The average training day begins at 6:30 a.m. with physical training, and ends around 5:30 p.m. except during the culmination exercise. The training program features classroom instruction, and concludes with a comprehensive field-training exercise.
Soldiers attend training to become familiar with the M-4 carbine rifle and the M-9 pistol, as well as other Soldier skills. Cultural-support training focuses on personal interactions and engagements based on Soldiers' foundational skills and knowledge in human dynamics, general culture and regional culture. Current regional training focuses on Afghanistan.
Blocks of instruction include:
Soldier survivability: individual and team weapons familiarization, defensive battle drills, communication and vision equipment familiarization, and individual and team medical training.
Operational orientation: Cultural support purpose, missions and supported units; human performance; mental and interpersonal adaptive thinking.
General and regional culture, including history, religion and infrastructure.
Engagement: Use of interpreters, reporting requirements, face-to-face communication and civil reconnaissance.

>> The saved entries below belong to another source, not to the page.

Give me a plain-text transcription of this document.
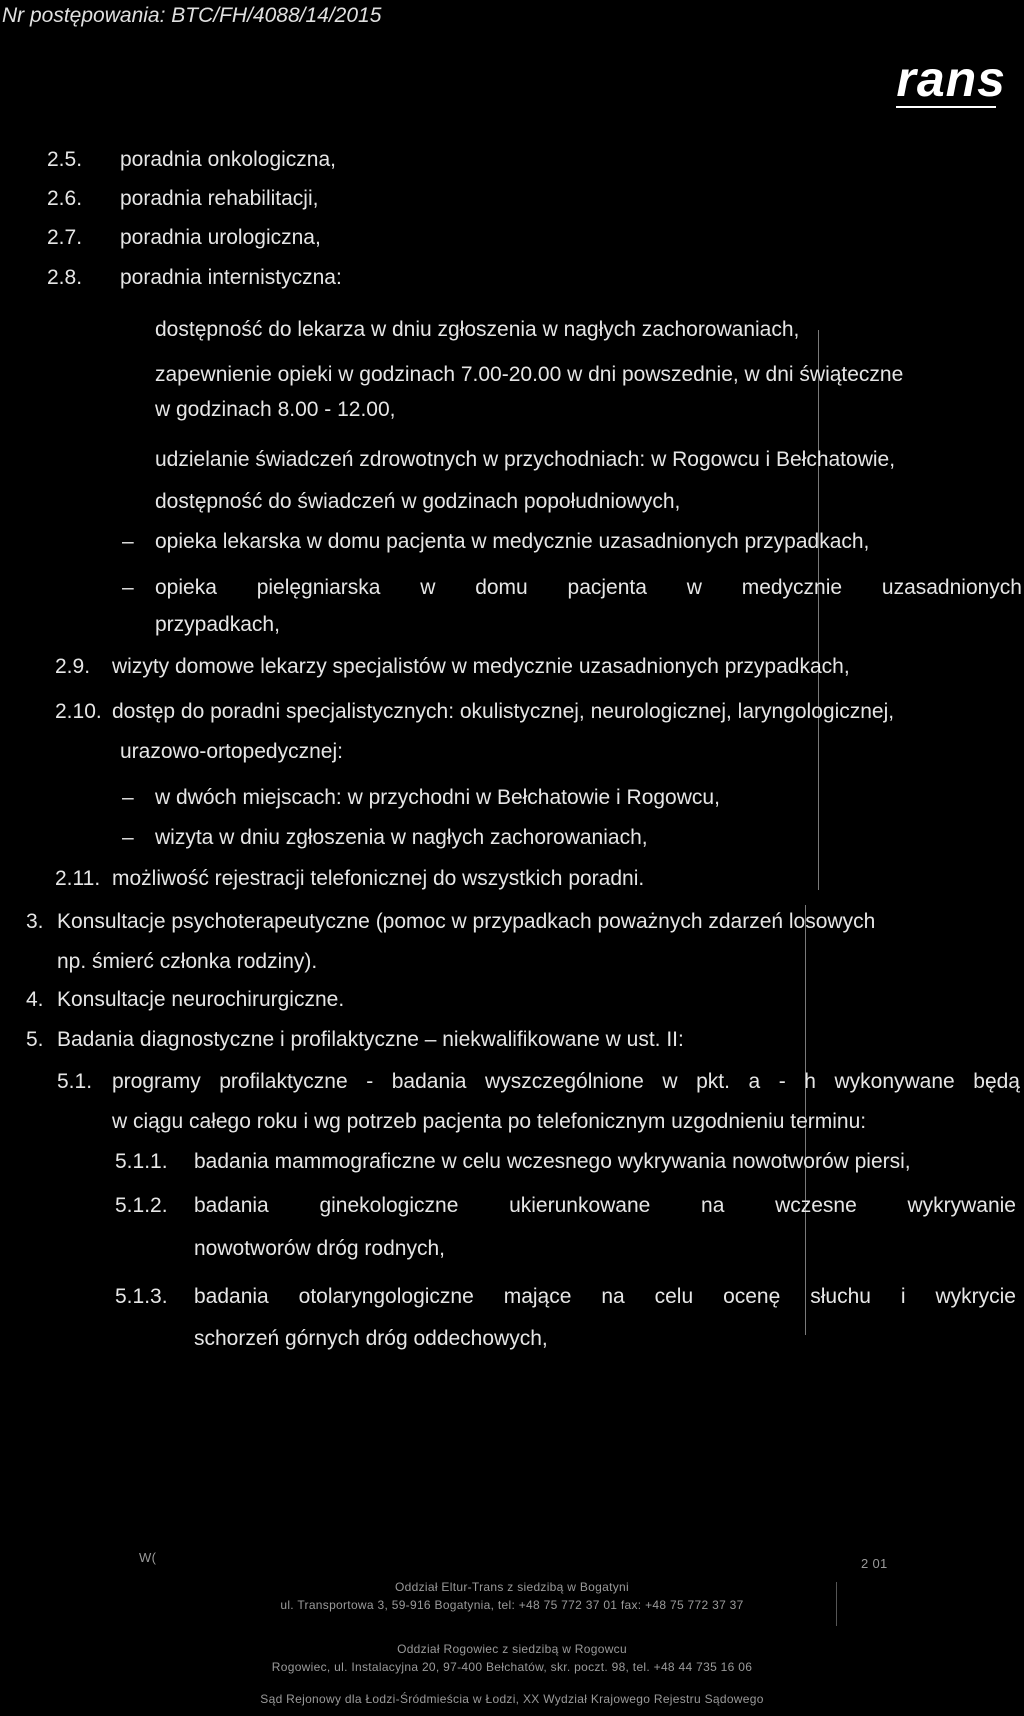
Nr postępowania: BTC/FH/4088/14/2015
rans
2.5. poradnia onkologiczna,
2.6. poradnia rehabilitacji,
2.7. poradnia urologiczna,
2.8. poradnia internistyczna:
dostępność do lekarza w dniu zgłoszenia w nagłych zachorowaniach,
zapewnienie opieki w godzinach 7.00-20.00 w dni powszednie, w dni świąteczne
w godzinach 8.00 - 12.00,
udzielanie świadczeń zdrowotnych w przychodniach: w Rogowcu i Bełchatowie,
dostępność do świadczeń w godzinach popołudniowych,
– opieka lekarska w domu pacjenta w medycznie uzasadnionych przypadkach,
– opieka pielęgniarska w domu pacjenta w medycznie uzasadnionych
przypadkach,
2.9. wizyty domowe lekarzy specjalistów w medycznie uzasadnionych przypadkach,
2.10. dostęp do poradni specjalistycznych: okulistycznej, neurologicznej, laryngologicznej,
urazowo-ortopedycznej:
– w dwóch miejscach: w przychodni w Bełchatowie i Rogowcu,
– wizyta w dniu zgłoszenia w nagłych zachorowaniach,
2.11. możliwość rejestracji telefonicznej do wszystkich poradni.
3. Konsultacje psychoterapeutyczne (pomoc w przypadkach poważnych zdarzeń losowych
np. śmierć członka rodziny).
4. Konsultacje neurochirurgiczne.
5. Badania diagnostyczne i profilaktyczne – niekwalifikowane w ust. II:
5.1. programy profilaktyczne - badania wyszczególnione w pkt. a - h wykonywane będą
w ciągu całego roku i wg potrzeb pacjenta po telefonicznym uzgodnieniu terminu:
5.1.1. badania mammograficzne w celu wczesnego wykrywania nowotworów piersi,
5.1.2. badania ginekologiczne ukierunkowane na wczesne wykrywanie
nowotworów dróg rodnych,
5.1.3. badania otolaryngologiczne mające na celu ocenę słuchu i wykrycie
schorzeń górnych dróg oddechowych,
W(	2 01
Oddział Eltur-Trans z siedzibą w Bogatyni
ul. Transportowa 3, 59-916 Bogatynia, tel: +48 75 772 37 01 fax: +48 75 772 37 37
Oddział Rogowiec z siedzibą w Rogowcu
Rogowiec, ul. Instalacyjna 20, 97-400 Bełchatów, skr. poczt. 98, tel. +48 44 735 16 06
Sąd Rejonowy dla Łodzi-Śródmieścia w Łodzi, XX Wydział Krajowego Rejestru Sądowego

Tactical information collection: questioning, and searches of individuals and areas.
Step 3: Assignment and deployment (approximately 9 months)
Following graduation and block leave, selected Soldiers will be attached to an Army special-operations unit in support of overseas contingency operations. The ensuing deployments will be physically and mentally demanding. Cultural support teams live with supported SOF units in austere environments.
Duties of cultural support specialists include communicating and working with Afghan women and children, providing support to medical outreach programs, physical searches of Afghan women and children and supporting civil-military operations.
While deplyed, CSTs may move by foot, vehicle or aircraft. Some missions may require foot patrols of 10 kilometers; other missions may require fast-rope insertion from a helicopter. CST members are not required to conduct airborne operations.
Female volunteers are encouraged to allow their hair to grow in length.
Total commitment to the Cultural Support Program will be approximately one year.